Der Druck auf Netanjahu, mit der Kommission zu kooperieren, ist auch in Israels Regierungsapparat groß. Nun, nach dem Zusammenbruch der Koalition, habe die Regierung kaum die Kapazitäten zu reagieren, falls das Team trotzdem einen Bericht vorlegen sollte, schrieben hochrangige Mitarbeiter des Außenministeriums am Donnerstag in einem Memorandum.
Für Aufregung in der amtierenden Regierung sorgte auch, dass die Militärstaatsanwaltschaft am Wochenende das tatsächliche Ausmaß ihrer Ermittlungen wegen möglicher Straftaten durch Soldaten während des Gaza-Krieges bekanntgab. Dass ermittelt wird, ist bereits seit September bekannt. Doch bisher war von nur fünf Fällen gesprochen worden, in denen die Ankläger einen ausreichenden Anfangsverdacht sah. Mittlerweile sind es insgesamt sechs Fälle.
Dabei sieht das Verfahren so aus: Die Militärpolizei geht zunächst Hinweisen nach; während dieser Ermittlungen sind die Zielpersonen als »Verdächtige« klassifiziert. Offiziell betroffen sind 128 Personen, gegen die 756 sogenannte »Vorgänge«, Vergehen, untersucht werden.
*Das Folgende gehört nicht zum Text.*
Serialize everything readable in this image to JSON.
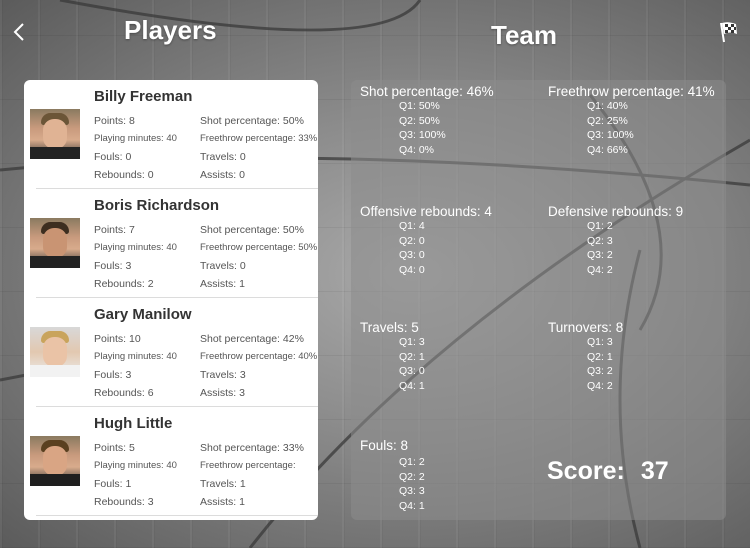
{
  "titles": {
    "players": "Players",
    "team": "Team"
  },
  "nav": {
    "back_icon": "chevron-left-icon",
    "finish_icon": "checkered-flag-icon"
  },
  "colors": {
    "panel": "#ffffff",
    "text_dark": "#333333",
    "text_stat": "#555555",
    "accent": "#ffffff"
  },
  "players": [
    {
      "name": "Billy Freeman",
      "points": "Points: 8",
      "minutes": "Playing minutes: 40",
      "fouls": "Fouls: 0",
      "rebounds": "Rebounds: 0",
      "shot": "Shot percentage: 50%",
      "freethrow": "Freethrow percentage: 33%",
      "travels": "Travels: 0",
      "assists": "Assists: 0"
    },
    {
      "name": "Boris Richardson",
      "points": "Points: 7",
      "minutes": "Playing minutes: 40",
      "fouls": "Fouls: 3",
      "rebounds": "Rebounds: 2",
      "shot": "Shot percentage: 50%",
      "freethrow": "Freethrow percentage: 50%",
      "travels": "Travels: 0",
      "assists": "Assists: 1"
    },
    {
      "name": "Gary Manilow",
      "points": "Points: 10",
      "minutes": "Playing minutes: 40",
      "fouls": "Fouls: 3",
      "rebounds": "Rebounds: 6",
      "shot": "Shot percentage: 42%",
      "freethrow": "Freethrow percentage: 40%",
      "travels": "Travels: 3",
      "assists": "Assists: 3"
    },
    {
      "name": "Hugh Little",
      "points": "Points: 5",
      "minutes": "Playing minutes: 40",
      "fouls": "Fouls: 1",
      "rebounds": "Rebounds: 3",
      "shot": "Shot percentage: 33%",
      "freethrow": "Freethrow percentage:",
      "travels": "Travels: 1",
      "assists": "Assists: 1"
    }
  ],
  "team": {
    "shot": {
      "head": "Shot percentage: 46%",
      "q": [
        "Q1: 50%",
        "Q2: 50%",
        "Q3: 100%",
        "Q4: 0%"
      ]
    },
    "freethrow": {
      "head": "Freethrow percentage: 41%",
      "q": [
        "Q1: 40%",
        "Q2: 25%",
        "Q3: 100%",
        "Q4: 66%"
      ]
    },
    "offensive": {
      "head": "Offensive rebounds: 4",
      "q": [
        "Q1: 4",
        "Q2: 0",
        "Q3: 0",
        "Q4: 0"
      ]
    },
    "defensive": {
      "head": "Defensive rebounds: 9",
      "q": [
        "Q1: 2",
        "Q2: 3",
        "Q3: 2",
        "Q4: 2"
      ]
    },
    "travels": {
      "head": "Travels: 5",
      "q": [
        "Q1: 3",
        "Q2: 1",
        "Q3: 0",
        "Q4: 1"
      ]
    },
    "turnovers": {
      "head": "Turnovers: 8",
      "q": [
        "Q1: 3",
        "Q2: 1",
        "Q3: 2",
        "Q4: 2"
      ]
    },
    "fouls": {
      "head": "Fouls: 8",
      "q": [
        "Q1: 2",
        "Q2: 2",
        "Q3: 3",
        "Q4: 1"
      ]
    },
    "score_label": "Score:",
    "score_value": "37"
  }
}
Sieht die Militärstaatsanwaltschaft dann einen ausreichenden Verdacht, wird aus dem Verdächtigen ein »Beschuldigter«, was in aller Regel ein guter Indikator dafür ist, dass es zur Anklage kommen wird.
Unter den 13 Fällen befinden sich auch die am meisten publizierten Vorfälle des Krieges: Vier Jugendliche, die getötet wurden, als sie am Strand von Gaza von See aus beschossen wurden; eine Frau, die mit Genehmigung des Militärs unterwegs war und dennoch erschossen wurde. sowie der Fall eines Sanitäters, der neben seinem Krankenwagen angegriffen wurde.
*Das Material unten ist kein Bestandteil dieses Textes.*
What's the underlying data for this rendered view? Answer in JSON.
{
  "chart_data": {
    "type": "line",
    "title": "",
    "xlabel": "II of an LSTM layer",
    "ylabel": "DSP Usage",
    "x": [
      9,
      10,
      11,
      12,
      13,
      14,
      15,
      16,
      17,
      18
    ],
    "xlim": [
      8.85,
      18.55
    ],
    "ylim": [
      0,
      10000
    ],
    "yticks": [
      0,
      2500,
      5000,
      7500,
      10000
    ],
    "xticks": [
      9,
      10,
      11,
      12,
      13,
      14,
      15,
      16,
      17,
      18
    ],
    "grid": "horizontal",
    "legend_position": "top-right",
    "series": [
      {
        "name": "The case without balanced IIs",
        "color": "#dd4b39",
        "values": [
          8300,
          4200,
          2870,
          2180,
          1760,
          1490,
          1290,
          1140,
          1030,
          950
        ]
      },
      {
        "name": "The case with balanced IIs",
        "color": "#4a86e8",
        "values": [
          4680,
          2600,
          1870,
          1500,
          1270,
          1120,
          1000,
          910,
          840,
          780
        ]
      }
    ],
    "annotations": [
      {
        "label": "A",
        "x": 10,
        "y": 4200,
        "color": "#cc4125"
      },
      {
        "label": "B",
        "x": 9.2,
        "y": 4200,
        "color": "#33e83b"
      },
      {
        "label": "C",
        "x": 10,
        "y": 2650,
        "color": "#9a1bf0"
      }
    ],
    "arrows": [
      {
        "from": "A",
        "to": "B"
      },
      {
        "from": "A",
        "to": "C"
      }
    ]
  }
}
Mitarbeiter der Militärstaatsanwaltschaft sagen, man wolle mit der Veröffentlichung auch deutlich machen, dass man Fehlverhalten keinesfalls dulde. Schon damals, während des Krieges, hatte man unter Militärstaatsanwälten mit großem Missmut darüber gesprochen, dass die Prüfung der Angriffsziele von der Regierung immer wieder als Beleg für die »hohen Standards« ihrer Kriegsführung genannt wurde. »Wir können aus der Ferne nur selten einschätzen, was genau vor Ort passiert«, sagte damals einer der Staatsanwälte.